Herpes simplex viruses spread from person to person through close contact. You can get a herpes simplex virus from touching a herpes sore. The virus can also enter your body through skin that has tiny scrapes or tears. The virus can be spread even if an infected person has no genital sores. A: Condoms work best in preventing sexually transmitted diseases that are spread through ejaculate and vaginal fluid. But any skin-to-skin contact puts you at risk for herpes.

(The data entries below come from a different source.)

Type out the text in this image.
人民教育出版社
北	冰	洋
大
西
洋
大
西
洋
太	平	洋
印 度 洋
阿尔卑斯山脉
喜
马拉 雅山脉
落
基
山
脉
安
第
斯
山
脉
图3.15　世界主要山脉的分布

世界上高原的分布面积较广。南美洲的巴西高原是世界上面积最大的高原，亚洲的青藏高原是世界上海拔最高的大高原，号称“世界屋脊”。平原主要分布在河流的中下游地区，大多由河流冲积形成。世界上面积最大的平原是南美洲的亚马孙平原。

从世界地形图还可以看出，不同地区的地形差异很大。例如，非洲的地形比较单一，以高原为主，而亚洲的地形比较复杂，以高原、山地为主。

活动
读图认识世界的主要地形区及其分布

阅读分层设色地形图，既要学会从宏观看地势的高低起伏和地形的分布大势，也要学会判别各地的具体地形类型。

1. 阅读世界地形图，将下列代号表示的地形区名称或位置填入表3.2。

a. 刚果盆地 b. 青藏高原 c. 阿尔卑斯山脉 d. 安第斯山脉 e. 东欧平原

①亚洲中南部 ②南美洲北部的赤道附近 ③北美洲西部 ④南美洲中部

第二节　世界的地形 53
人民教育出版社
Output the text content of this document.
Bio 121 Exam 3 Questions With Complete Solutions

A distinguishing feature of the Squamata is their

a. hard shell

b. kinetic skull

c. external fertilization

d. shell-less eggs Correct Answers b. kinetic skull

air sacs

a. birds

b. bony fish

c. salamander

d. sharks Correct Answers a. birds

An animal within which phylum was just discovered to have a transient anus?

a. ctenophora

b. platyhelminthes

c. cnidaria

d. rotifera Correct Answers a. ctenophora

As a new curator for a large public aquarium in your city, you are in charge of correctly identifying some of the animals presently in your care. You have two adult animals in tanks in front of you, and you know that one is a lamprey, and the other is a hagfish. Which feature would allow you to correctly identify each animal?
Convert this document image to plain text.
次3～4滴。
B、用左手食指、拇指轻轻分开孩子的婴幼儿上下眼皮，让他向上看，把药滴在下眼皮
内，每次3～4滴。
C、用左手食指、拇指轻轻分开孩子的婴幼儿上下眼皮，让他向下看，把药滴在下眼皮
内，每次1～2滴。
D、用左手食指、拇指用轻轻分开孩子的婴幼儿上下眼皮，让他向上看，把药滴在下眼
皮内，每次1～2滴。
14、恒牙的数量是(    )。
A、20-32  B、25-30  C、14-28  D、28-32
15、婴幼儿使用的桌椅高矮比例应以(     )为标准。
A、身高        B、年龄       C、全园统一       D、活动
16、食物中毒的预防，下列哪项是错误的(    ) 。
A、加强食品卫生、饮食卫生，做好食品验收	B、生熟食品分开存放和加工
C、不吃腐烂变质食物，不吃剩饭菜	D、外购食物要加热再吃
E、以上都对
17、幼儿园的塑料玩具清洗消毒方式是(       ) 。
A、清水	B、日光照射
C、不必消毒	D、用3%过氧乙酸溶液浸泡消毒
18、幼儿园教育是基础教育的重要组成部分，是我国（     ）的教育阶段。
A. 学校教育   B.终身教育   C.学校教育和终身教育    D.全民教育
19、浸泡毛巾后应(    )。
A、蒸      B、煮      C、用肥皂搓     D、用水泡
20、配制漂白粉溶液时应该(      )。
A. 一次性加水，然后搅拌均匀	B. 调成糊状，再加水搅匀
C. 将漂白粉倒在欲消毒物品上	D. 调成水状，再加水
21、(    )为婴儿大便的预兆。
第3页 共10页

The herpes simplex virus is a contagious virus that can be passed from person to person through direct contact. HSV-2 is contracted through forms of sexual contact with a person who has HSV-2. Although a condom may be used, it may still be possible to pass herpes to your partner from uncovered skin. Genital herpes is spread by skin-to-skin contact with someone who already has the virus, including contact with infected skin during sex. It can be very painful to urinate if the urine runs over the sores. One of every four Americans over 18 has been exposed to genital herpes. Herpes is spread by direct skin-to-skin contact with someone who is infected.
But herpes can spread to other areas of the body. If the herpes virus comes into contact with an open wound, it may be possible for the herpes virus to pass through that skin. Herpes is spread by skin-to-skin contact with someone who carries the virus. Using condoms can majorly decrease the risk of spreading the virus, but doesn’t eliminate it completely.